= Milorad Mijatović =

Serbian politician

Milorad Mijatović (Милорад Мијатовић; born November 25, 1947) is a politician and trade union official in Serbia. He has served in the National Assembly of Serbia since 2012. He is a member of the Social Democratic Party of Serbia (SDPS) and was the leader of its parliamentary group from 2012 to 2020.

==Early life and career==
Mijatović was born in Erdevik, a village in the Šid municipality in Vojvodina, in what was then the People's Republic of Serbia in the Federal People's Republic of Yugoslavia. He holds a diploma and a master's degree from the University of Sarajevo Faculty of Natural Sciences and Mathematics and a Ph.D. from the University of Novi Sad Faculty of Natural Sciences and Mathematics. He subsequently worked as a professor of mathematics at the Higher School of Professional Business Studies in Novi Sad.

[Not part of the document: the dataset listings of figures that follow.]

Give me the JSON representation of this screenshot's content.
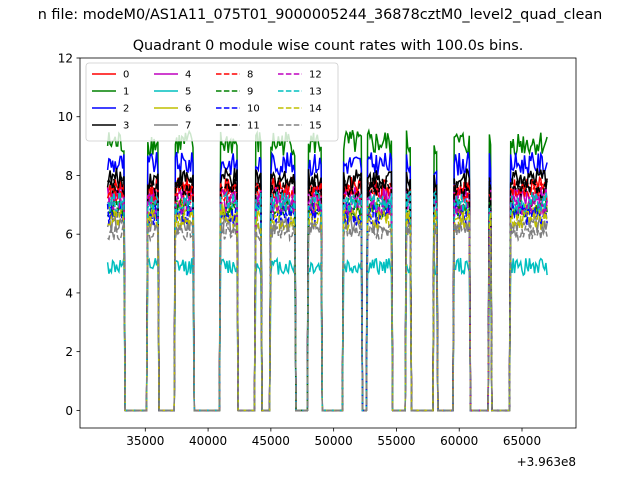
{
  "chart_data": {
    "type": "line",
    "suptitle": "n file: modeM0/AS1A11_075T01_9000005244_36878cztM0_level2_quad_clean",
    "title": "Quadrant 0 module wise count rates with 100.0s bins.",
    "xlabel": "",
    "ylabel": "",
    "x_offset_label": "+3.963e8",
    "xlim": [
      29800,
      69300
    ],
    "ylim": [
      -0.6,
      12
    ],
    "xticks": [
      35000,
      40000,
      45000,
      50000,
      55000,
      60000,
      65000
    ],
    "xtick_labels": [
      "35000",
      "40000",
      "45000",
      "50000",
      "55000",
      "60000",
      "65000"
    ],
    "yticks": [
      0,
      2,
      4,
      6,
      8,
      10,
      12
    ],
    "ytick_labels": [
      "0",
      "2",
      "4",
      "6",
      "8",
      "10",
      "12"
    ],
    "grid": false,
    "legend_location": "upper-left",
    "legend_columns": 4,
    "x_start": 32000,
    "x_step": 100,
    "off_value": 0,
    "on_intervals": [
      [
        32000,
        33300
      ],
      [
        35200,
        36000
      ],
      [
        37400,
        38800
      ],
      [
        41000,
        42300
      ],
      [
        43800,
        44200
      ],
      [
        45000,
        46900
      ],
      [
        48000,
        49000
      ],
      [
        50800,
        52200
      ],
      [
        52700,
        54600
      ],
      [
        55800,
        56100
      ],
      [
        58000,
        58200
      ],
      [
        59600,
        60800
      ],
      [
        62400,
        62500
      ],
      [
        64100,
        67000
      ]
    ],
    "series": [
      {
        "name": "0",
        "color": "#ff0000",
        "dash": "solid",
        "level": 7.6,
        "amp": 0.35
      },
      {
        "name": "1",
        "color": "#008000",
        "dash": "solid",
        "level": 9.1,
        "amp": 0.45
      },
      {
        "name": "2",
        "color": "#0000ff",
        "dash": "solid",
        "level": 8.4,
        "amp": 0.4
      },
      {
        "name": "3",
        "color": "#000000",
        "dash": "solid",
        "level": 7.9,
        "amp": 0.35
      },
      {
        "name": "4",
        "color": "#bf00bf",
        "dash": "solid",
        "level": 7.3,
        "amp": 0.35
      },
      {
        "name": "5",
        "color": "#00bfbf",
        "dash": "solid",
        "level": 4.9,
        "amp": 0.3
      },
      {
        "name": "6",
        "color": "#bfbf00",
        "dash": "solid",
        "level": 6.8,
        "amp": 0.3
      },
      {
        "name": "7",
        "color": "#808080",
        "dash": "solid",
        "level": 6.3,
        "amp": 0.3
      },
      {
        "name": "8",
        "color": "#ff0000",
        "dash": "dashed",
        "level": 7.4,
        "amp": 0.35
      },
      {
        "name": "9",
        "color": "#008000",
        "dash": "dashed",
        "level": 6.9,
        "amp": 0.35
      },
      {
        "name": "10",
        "color": "#0000ff",
        "dash": "dashed",
        "level": 6.7,
        "amp": 0.4
      },
      {
        "name": "11",
        "color": "#000000",
        "dash": "dashed",
        "level": 7.6,
        "amp": 0.35
      },
      {
        "name": "12",
        "color": "#bf00bf",
        "dash": "dashed",
        "level": 7.0,
        "amp": 0.35
      },
      {
        "name": "13",
        "color": "#00bfbf",
        "dash": "dashed",
        "level": 7.1,
        "amp": 0.35
      },
      {
        "name": "14",
        "color": "#bfbf00",
        "dash": "dashed",
        "level": 6.5,
        "amp": 0.35
      },
      {
        "name": "15",
        "color": "#808080",
        "dash": "dashed",
        "level": 6.1,
        "amp": 0.3
      }
    ]
  }
}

He has served as president of the Confederation of Autonomous Trade Unions of Vojvodina and vice-president of the Confederation of Autonomous Trade Unions of Serbia. During an economic downtown in 2009, he said that the latter organization was strongly considering setting up a new social democratic political party to defend the rights of workers.

==Politician==
Mijatović joined the SDPS prior to the 2012 Serbian parliamentary election. The party contested this election as part of Boris Tadić's Choice for a Better Life coalition; Mijatović received the fourteenth position on the coalition's electoral list and was elected when the list won sixty-three mandates. Following the election, the SDPS joined a new coalition government led by the Serbian Progressive Party, and Mijatović served as part of its parliamentary majority.

The SDPS joined the Progressive Party's Aleksandar Vučić — Future We Believe In list for the 2014 parliamentary election. Mijatović received the tenth position on the list and was returned for a second term when the list won a landslide victory with 158 out of 250 mandates. He was re-elected to a third term in the 2016, in which the Progressive-led list once again won a majority victory.

During the 2016–20 assembly, Mijatović was a member of the foreign affairs committee, the security services control committee, and the committee on finance, state budget, and control of public spending; a member of the European Union–Serbia stabilization and association parliamentary committee; a member of Serbia's delegation to the Inter-Parliamentary Union Assembly; the head of Serbia's parliamentary friendship group with Sweden; and a member of its parliamentary friendship groups with Belarus, China, Germany, Guatemala, Greece, Pakistan, Russia, Ukraine, and the United States of America. He continues to lead the SDPS group in the assembly as of 2018. In 2018, he participated in a United Nations hearing on the subject, "Towards a global agreement for safe, orderly, and regular migration."

He received the twenty-first position on the Progressive Party's Aleksandar Vučić — For Our Children list in the 2020 Serbian parliamentary election and was elected to a fourth term when the list won an increased majority with 188 mandates. He stood down as SDPS parliamentary leader after the election. He continues to serve on the foreign affairs committee and the finance committee, is now a deputy member of the security services committee, continues to serve with Serbia's delegation to the Inter-Parliamentary Union and chair its friendship group with Sweden, and is a member of the friendship groups with Bosnia and Herzegovina, China, Cuba, Cyprus, Germany, Greece, Italy, Portugal, Romania, Russia, Sri Lanka, Turkey, the United States of America, and Zambia.